A fine dust covered everything, though the air smelled clean enough. A wood floor had been put in to keep the pelts dry, and the chinking along the logs had kept out the wet ice of our brutal Montana winters and the worst of our hot sun. Leftover goods from our fur-trading post were scattered on the pine shelves. A comb, a few bars of soap, and even an old can of sardines lay next to a mouse-nibbled red blanket and the remainder of one last buffalo hide. But there—there in the corner on the second-highest shelf, two tiny blue bottles shone in the pale yellow light.

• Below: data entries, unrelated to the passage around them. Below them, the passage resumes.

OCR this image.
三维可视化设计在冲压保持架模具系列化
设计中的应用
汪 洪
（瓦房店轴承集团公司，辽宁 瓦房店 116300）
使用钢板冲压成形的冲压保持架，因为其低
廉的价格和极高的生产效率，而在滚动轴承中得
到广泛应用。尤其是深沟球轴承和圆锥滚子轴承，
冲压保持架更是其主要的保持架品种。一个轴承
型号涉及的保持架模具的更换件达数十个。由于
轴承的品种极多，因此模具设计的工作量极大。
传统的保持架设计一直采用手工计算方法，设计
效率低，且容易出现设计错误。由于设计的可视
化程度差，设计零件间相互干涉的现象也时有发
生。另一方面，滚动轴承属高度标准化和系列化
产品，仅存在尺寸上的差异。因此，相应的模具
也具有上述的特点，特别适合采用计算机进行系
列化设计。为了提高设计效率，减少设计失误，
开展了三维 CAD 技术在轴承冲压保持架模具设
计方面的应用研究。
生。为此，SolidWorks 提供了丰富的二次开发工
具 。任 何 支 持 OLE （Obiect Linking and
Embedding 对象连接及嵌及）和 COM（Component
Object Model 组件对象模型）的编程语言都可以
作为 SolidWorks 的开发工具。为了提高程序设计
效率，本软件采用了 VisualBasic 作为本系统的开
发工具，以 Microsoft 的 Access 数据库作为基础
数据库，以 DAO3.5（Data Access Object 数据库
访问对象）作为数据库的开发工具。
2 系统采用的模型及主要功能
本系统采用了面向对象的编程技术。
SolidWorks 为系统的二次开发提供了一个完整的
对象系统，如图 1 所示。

Mice scurried when I pushed aside empty liquor barrels to get to the shelf, and as I reached up, my hand trembled. The tiny bottle was no heavier than a pinecone, but the enormity of what it held almost put me on the floor. With great care, I set it next to the liquor, unplugging first the whiskey bottle; then, before I could hesitate, I picked up the strychnine and held it to the light. How much did I need to kill a man? Just a small amount of this would take down any number of animals.

I shrugged and tipped the entire contents of the blue bottle into the whiskey. “Dead is dead,” I told myself. “You can’t overkill him.”

As I was locking up again, I heard the horses circling the corral, answering a whinny that had come up from the direction of my tipi. Was he early? Was he already waiting? My legs went weak, and I leaned against the wall. I was no match for him. I was as good as dead. But then I remembered what he had done to Song Woman, and what would happen to Ella, and rage straightened me.

I gave the whiskey bottle a last shake. “Awe alaxáashih! Hold firm,” I said to myself, and then I went out to greet him.